The solution in many cases is to insure the lives of these “Key” individuals. A life insurance policy that pays out in the event of the death of the individual concerned can serve either to fill up the hole in the company’s profits that would be caused by their death, giving breathing space to try to find a suitable successor or to enable the company to be wound up as a solvent entity.
Alternatively, a life insurance payout can enable the deceased individual’s shares to be purchased at a fair market value so that his family can enjoy the fruits of his labour, without the company or the surviving shareholders having to go seriously into debt to fund the purchase.
These insurance policies are known variously as “key man insurance” or “shareholder protection insurance”, and they are quite common in both small family companies and much larger enterprises.
The tax treatment of both the premiums paid and the proceeds if the insurance pays out can be somewhat confusing, particularly as there is no clear legislation on the subject and we have to fall back on general principles and case law to determine how to treat such policies for tax purposes.
I am assuming that the premiums on the policy are to be paid by the company, and that the beneficiary of the policy will also be the company.
When considering whether the company can treat the premiums paid as a deductible expense, the question to answer is whether the payments are “wholly and exclusively” for the benefit of the company’s trade.
If the intention is that the insurance payout will be used to fill the hole in the company’s income that the death of the key individual would cause, then the premiums are likely to be an allowable expense, in the same way that insuring the company’s premises against fire would be.
In this case, there is good case law that suggests that any payment received from the insurer will be taxable income in the company’s hands.

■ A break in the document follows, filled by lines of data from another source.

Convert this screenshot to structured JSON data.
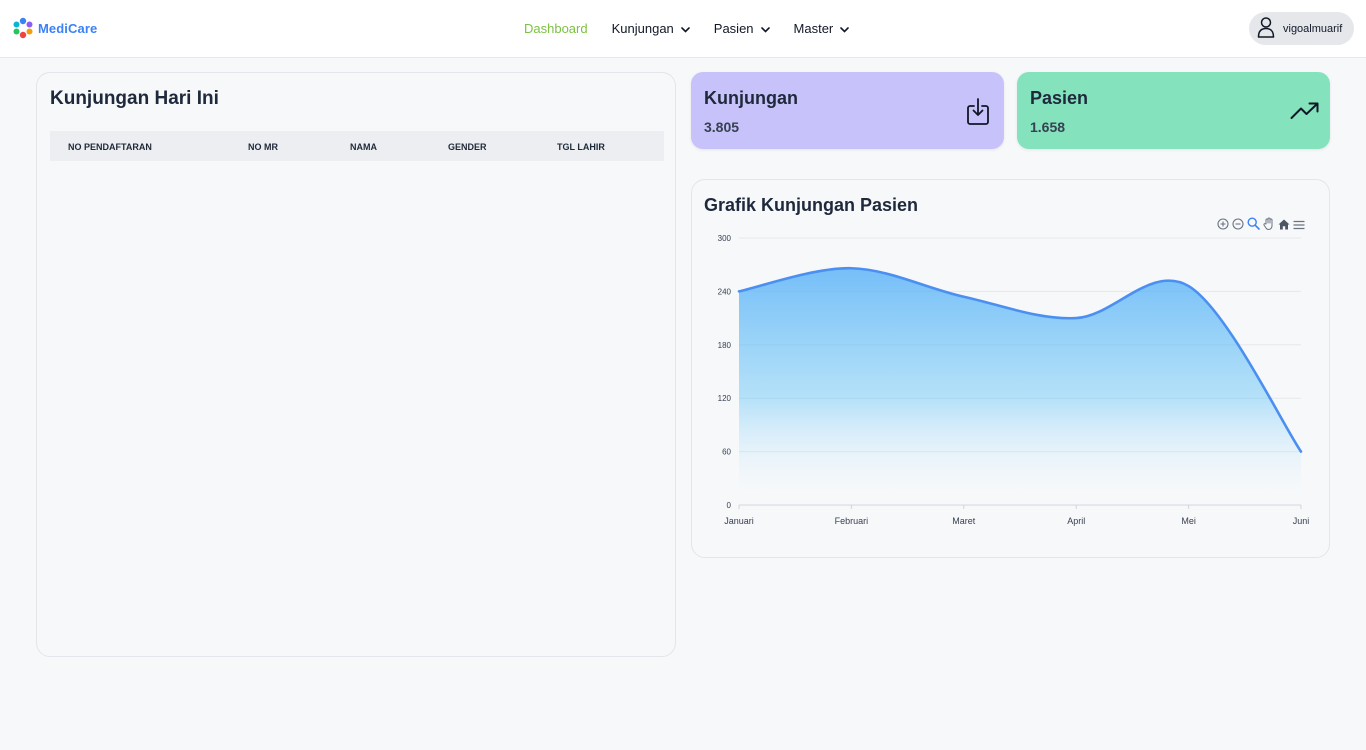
{
  "brand": {
    "name": "MediCare"
  },
  "nav": {
    "items": [
      {
        "label": "Dashboard",
        "active": true,
        "has_dropdown": false
      },
      {
        "label": "Kunjungan",
        "active": false,
        "has_dropdown": true
      },
      {
        "label": "Pasien",
        "active": false,
        "has_dropdown": true
      },
      {
        "label": "Master",
        "active": false,
        "has_dropdown": true
      }
    ],
    "active_color": "#7cc242"
  },
  "user": {
    "name": "vigoalmuarif",
    "icon": "user-icon"
  },
  "visits_today": {
    "title": "Kunjungan Hari Ini",
    "columns": [
      "NO PENDAFTARAN",
      "NO MR",
      "NAMA",
      "GENDER",
      "TGL LAHIR"
    ],
    "rows": []
  },
  "stats": {
    "visits": {
      "label": "Kunjungan",
      "value": "3.805",
      "icon": "download-icon",
      "color": "#c7c2fa"
    },
    "patients": {
      "label": "Pasien",
      "value": "1.658",
      "icon": "trending-up-icon",
      "color": "#84e2bd"
    }
  },
  "chart_panel": {
    "title": "Grafik Kunjungan Pasien",
    "toolbar": [
      "zoom-in-icon",
      "zoom-out-icon",
      "search-zoom-icon",
      "pan-hand-icon",
      "home-icon",
      "menu-icon"
    ]
  },
  "chart_data": {
    "type": "area",
    "categories": [
      "Januari",
      "Februari",
      "Maret",
      "April",
      "Mei",
      "Juni"
    ],
    "series": [
      {
        "values": [
          240,
          266,
          234,
          210,
          246,
          60
        ]
      }
    ],
    "ylim": [
      0,
      300
    ],
    "yticks": [
      0,
      60,
      120,
      180,
      240,
      300
    ],
    "grid": true,
    "curve": "smooth",
    "line_color": "#4b8ff0",
    "fill_color": "#5fb4f7"
  }
}
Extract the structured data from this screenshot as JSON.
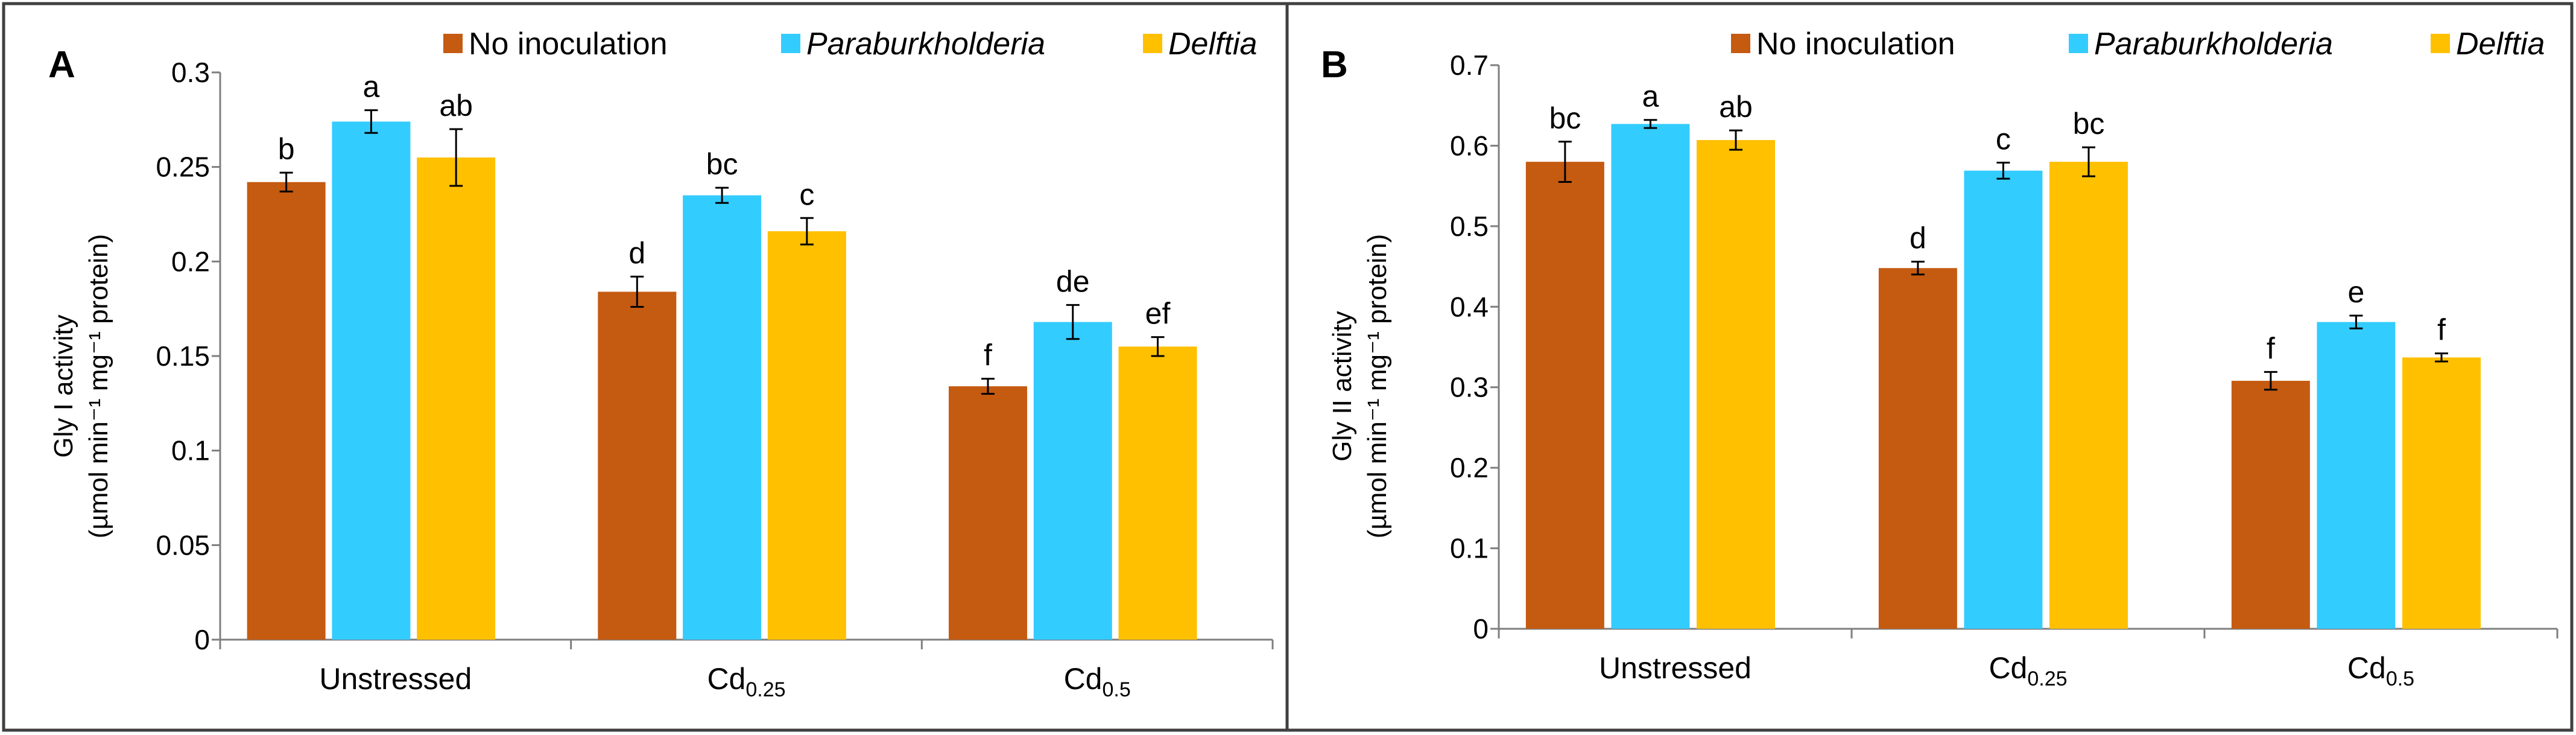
{
  "colors": {
    "no_inoculation": "#C55A11",
    "paraburkholderia": "#33CCFF",
    "delftia": "#FFC000",
    "axis": "#7F7F7F",
    "border": "#404040"
  },
  "legend": [
    {
      "label": "No inoculation",
      "italic": false,
      "color_key": "no_inoculation"
    },
    {
      "label": "Paraburkholderia",
      "italic": true,
      "color_key": "paraburkholderia"
    },
    {
      "label": "Delftia",
      "italic": true,
      "color_key": "delftia"
    }
  ],
  "panels": [
    {
      "letter": "A",
      "ylabel_line1": "Gly I activity",
      "ylabel_line2": "(µmol min⁻¹ mg⁻¹ protein)"
    },
    {
      "letter": "B",
      "ylabel_line1": "Gly II activity",
      "ylabel_line2": "(µmol min⁻¹ mg⁻¹ protein)"
    }
  ],
  "chart_data": [
    {
      "type": "bar",
      "title": "A",
      "ylabel": "Gly I activity (µmol min⁻¹ mg⁻¹ protein)",
      "xlabel": "",
      "categories": [
        {
          "base": "Unstressed",
          "sub": ""
        },
        {
          "base": "Cd",
          "sub": "0.25"
        },
        {
          "base": "Cd",
          "sub": "0.5"
        }
      ],
      "ylim": [
        0,
        0.3
      ],
      "yticks": [
        "0",
        "0.05",
        "0.1",
        "0.15",
        "0.2",
        "0.25",
        "0.3"
      ],
      "ytick_values": [
        0,
        0.05,
        0.1,
        0.15,
        0.2,
        0.25,
        0.3
      ],
      "series": [
        {
          "name": "No inoculation",
          "values": [
            0.242,
            0.184,
            0.134
          ],
          "errors": [
            0.005,
            0.008,
            0.004
          ],
          "letters": [
            "b",
            "d",
            "f"
          ]
        },
        {
          "name": "Paraburkholderia",
          "values": [
            0.274,
            0.235,
            0.168
          ],
          "errors": [
            0.006,
            0.004,
            0.009
          ],
          "letters": [
            "a",
            "bc",
            "de"
          ]
        },
        {
          "name": "Delftia",
          "values": [
            0.255,
            0.216,
            0.155
          ],
          "errors": [
            0.015,
            0.007,
            0.005
          ],
          "letters": [
            "ab",
            "c",
            "ef"
          ]
        }
      ]
    },
    {
      "type": "bar",
      "title": "B",
      "ylabel": "Gly II activity (µmol min⁻¹ mg⁻¹ protein)",
      "xlabel": "",
      "categories": [
        {
          "base": "Unstressed",
          "sub": ""
        },
        {
          "base": "Cd",
          "sub": "0.25"
        },
        {
          "base": "Cd",
          "sub": "0.5"
        }
      ],
      "ylim": [
        0,
        0.7
      ],
      "yticks": [
        "0",
        "0.1",
        "0.2",
        "0.3",
        "0.4",
        "0.5",
        "0.6",
        "0.7"
      ],
      "ytick_values": [
        0,
        0.1,
        0.2,
        0.3,
        0.4,
        0.5,
        0.6,
        0.7
      ],
      "series": [
        {
          "name": "No inoculation",
          "values": [
            0.58,
            0.448,
            0.308
          ],
          "errors": [
            0.025,
            0.008,
            0.011
          ],
          "letters": [
            "bc",
            "d",
            "f"
          ]
        },
        {
          "name": "Paraburkholderia",
          "values": [
            0.627,
            0.569,
            0.381
          ],
          "errors": [
            0.005,
            0.01,
            0.008
          ],
          "letters": [
            "a",
            "c",
            "e"
          ]
        },
        {
          "name": "Delftia",
          "values": [
            0.607,
            0.58,
            0.337
          ],
          "errors": [
            0.012,
            0.018,
            0.005
          ],
          "letters": [
            "ab",
            "bc",
            "f"
          ]
        }
      ]
    }
  ]
}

In the same way that the tax treatment of damages claimed in a legal action is determined by the nature of the loss they are to make good, insurance proceeds that compensate for a loss of profitability are themselves treated as part of the company’s profits and taxed accordingly.
The “key man” insured under this sort of policy may or may not be a shareholder, but there is another reason for insuring a life that only applies if the individual insured is a shareholder. In a case where the proceeds of the policy are to be used to enable the company to pay a fair market value for the deceased individual’s shares to his estate, the reason for the insurance is not “wholly and exclusively” for the benefit of the company’s business – it is at least partly for the benefit of the shareholders and the estate of the deceased shareholder.
In this situation, the premiums paid by the company cannot be claimed as an expense of the business, but by the same token, the insurance proceeds are not a taxable receipt in the company’s hands.
These are the two simplest examples of “key man” insurance, but beware – although HMRC broadly agree with the treatment described in this article, they make the point that each case has to be looked at on its individual facts, and it is not as simple as saying “premiums allowable, payout taxable; premiums not allowable, payout not taxable”.